We have heard of several incidents of relatives or friends of patients beating up doctors and frequent protests by doctors demanding better security measures. This leads to disruption of healthcare for patients, who the perpetrators sought to help, as well as growing resentment and mistrust between doctors and the public. Why is this occurring? Is it because doctors in India are incompetent, indifferent or corrupt? Or is it the result of the broken healthcare system in our country?

Across the world, violence against health personnel is quite common. In China and Thailand, nearly 75% faced verbal or physical abuse, with Asia seeing an uptrend. In the more developed nations like those of Europe, the percentage is lesser. India also has similar statistics, with an addition of gruesome incidents leading to mob violence and at time, loss of lives of doctors and staff.

India’s public healthcare system, especially in the poorer states, is in shambles. Severe shortage doctors, nurses and paramedics, combined with poor infrastructure leads to extremely overworked staff and poor quality of healthcare. However, the case is not so with senior and consultant doctors, many of whom indulge in absenteeism, private practice (which is prohibited) and show indifference in their work, while taking money from patients for treatments which are free or subsidised. Private healthcare is unaffordable for most people.

This creates an atmosphere of confusion, resentment and frustration among the patients and their relatives.
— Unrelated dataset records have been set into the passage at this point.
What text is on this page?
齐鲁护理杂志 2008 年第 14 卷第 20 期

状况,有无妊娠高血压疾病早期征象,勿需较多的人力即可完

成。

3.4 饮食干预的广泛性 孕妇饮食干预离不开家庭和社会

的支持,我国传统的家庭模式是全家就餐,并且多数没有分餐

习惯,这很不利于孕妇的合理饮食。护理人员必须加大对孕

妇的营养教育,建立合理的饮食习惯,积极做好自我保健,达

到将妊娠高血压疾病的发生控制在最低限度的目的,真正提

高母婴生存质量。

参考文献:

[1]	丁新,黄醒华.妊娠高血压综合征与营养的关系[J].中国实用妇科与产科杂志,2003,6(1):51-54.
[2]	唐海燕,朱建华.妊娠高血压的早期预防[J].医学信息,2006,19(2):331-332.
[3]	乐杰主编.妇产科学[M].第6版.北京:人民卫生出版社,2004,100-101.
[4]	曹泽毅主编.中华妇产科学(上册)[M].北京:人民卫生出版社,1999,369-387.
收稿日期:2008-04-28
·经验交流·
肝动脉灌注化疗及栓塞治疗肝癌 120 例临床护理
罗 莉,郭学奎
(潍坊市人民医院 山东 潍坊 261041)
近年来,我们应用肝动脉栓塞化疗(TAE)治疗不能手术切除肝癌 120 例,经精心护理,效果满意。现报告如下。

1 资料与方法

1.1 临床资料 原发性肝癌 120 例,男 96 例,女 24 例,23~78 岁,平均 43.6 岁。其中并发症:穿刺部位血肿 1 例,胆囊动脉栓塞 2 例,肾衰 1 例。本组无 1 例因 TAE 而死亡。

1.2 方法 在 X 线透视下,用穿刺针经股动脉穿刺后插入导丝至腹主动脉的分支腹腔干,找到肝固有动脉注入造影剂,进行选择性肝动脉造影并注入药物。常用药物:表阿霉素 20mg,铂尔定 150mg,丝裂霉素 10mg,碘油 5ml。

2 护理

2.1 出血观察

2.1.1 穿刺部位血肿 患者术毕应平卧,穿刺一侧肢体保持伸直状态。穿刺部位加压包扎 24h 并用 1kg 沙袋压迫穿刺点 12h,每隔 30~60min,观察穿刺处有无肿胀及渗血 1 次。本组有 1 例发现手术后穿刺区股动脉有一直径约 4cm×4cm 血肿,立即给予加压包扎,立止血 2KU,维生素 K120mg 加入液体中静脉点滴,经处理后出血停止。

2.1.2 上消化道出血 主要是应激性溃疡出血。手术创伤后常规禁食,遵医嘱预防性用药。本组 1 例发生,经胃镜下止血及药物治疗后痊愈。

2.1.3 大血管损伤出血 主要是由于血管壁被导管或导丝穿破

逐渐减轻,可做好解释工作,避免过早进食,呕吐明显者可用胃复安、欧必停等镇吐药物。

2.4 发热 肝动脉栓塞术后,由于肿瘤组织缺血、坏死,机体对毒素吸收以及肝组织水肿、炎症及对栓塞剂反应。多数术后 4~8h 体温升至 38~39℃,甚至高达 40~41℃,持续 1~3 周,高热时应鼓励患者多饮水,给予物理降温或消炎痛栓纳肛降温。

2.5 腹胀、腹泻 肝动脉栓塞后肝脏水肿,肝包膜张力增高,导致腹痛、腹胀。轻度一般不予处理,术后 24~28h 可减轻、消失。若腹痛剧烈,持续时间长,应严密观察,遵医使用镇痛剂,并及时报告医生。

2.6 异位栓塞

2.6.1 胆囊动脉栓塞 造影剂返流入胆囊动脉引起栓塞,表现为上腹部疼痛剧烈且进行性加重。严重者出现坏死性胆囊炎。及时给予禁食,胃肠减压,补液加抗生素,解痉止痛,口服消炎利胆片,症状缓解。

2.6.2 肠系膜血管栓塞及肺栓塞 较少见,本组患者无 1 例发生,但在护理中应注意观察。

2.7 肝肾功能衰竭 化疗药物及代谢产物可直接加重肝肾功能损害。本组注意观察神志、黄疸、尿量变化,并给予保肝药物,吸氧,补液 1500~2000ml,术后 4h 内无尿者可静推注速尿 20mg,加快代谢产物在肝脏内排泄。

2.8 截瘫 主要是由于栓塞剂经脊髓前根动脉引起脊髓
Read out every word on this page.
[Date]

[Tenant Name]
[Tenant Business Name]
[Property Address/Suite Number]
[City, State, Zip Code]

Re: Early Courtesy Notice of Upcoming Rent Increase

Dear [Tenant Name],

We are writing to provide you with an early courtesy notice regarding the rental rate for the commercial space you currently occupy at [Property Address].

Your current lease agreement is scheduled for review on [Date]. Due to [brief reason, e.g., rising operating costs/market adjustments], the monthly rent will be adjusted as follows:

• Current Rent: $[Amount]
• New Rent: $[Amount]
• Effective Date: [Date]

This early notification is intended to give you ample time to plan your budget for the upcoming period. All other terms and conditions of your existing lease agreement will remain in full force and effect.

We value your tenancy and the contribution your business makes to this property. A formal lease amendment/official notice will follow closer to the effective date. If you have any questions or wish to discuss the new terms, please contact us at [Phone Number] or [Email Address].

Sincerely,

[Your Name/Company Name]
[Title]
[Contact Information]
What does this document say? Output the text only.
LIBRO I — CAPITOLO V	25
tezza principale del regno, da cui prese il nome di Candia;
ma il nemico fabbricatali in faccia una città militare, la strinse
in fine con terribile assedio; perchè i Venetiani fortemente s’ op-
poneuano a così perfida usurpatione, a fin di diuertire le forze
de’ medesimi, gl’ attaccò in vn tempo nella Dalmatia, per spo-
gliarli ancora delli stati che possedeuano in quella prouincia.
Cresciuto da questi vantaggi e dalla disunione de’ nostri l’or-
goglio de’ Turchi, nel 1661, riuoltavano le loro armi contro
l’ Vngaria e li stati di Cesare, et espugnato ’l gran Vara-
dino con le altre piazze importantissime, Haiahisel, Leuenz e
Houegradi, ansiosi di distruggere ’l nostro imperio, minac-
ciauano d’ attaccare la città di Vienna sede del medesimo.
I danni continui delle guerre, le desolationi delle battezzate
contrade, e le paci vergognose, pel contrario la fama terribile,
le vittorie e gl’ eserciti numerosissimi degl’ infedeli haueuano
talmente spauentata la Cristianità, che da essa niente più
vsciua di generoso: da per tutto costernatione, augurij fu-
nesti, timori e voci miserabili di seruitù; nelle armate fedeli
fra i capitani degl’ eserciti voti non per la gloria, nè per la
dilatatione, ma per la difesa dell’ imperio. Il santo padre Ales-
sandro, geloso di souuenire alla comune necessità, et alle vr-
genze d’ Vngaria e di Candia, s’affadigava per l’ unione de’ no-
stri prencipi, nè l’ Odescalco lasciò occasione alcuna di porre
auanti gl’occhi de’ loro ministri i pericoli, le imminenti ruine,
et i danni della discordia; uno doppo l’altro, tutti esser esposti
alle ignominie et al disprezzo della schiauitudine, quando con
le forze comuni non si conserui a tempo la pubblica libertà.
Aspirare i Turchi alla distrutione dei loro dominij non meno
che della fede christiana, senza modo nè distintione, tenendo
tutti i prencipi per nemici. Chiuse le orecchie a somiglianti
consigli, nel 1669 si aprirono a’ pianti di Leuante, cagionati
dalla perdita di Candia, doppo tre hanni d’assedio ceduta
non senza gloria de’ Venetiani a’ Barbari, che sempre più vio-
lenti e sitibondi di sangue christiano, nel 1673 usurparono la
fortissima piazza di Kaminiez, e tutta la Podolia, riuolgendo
It is often manifested as violence against junior and senior resident doctors, especially in ICUs and emergency care. Several states have adopted the Medical Protection Act, but its implementation is almost nil. The media has played its part in creating a bad public opinion against doctors, by highlighting only cases of malpractice and profiteering by private hospital managements.

Doctors render an important service to society, just like teachers, police, judges and so on. They have the right to safety at their workplace. Fixing the public healthcare system in India will address not only this, but a whole host of other issues.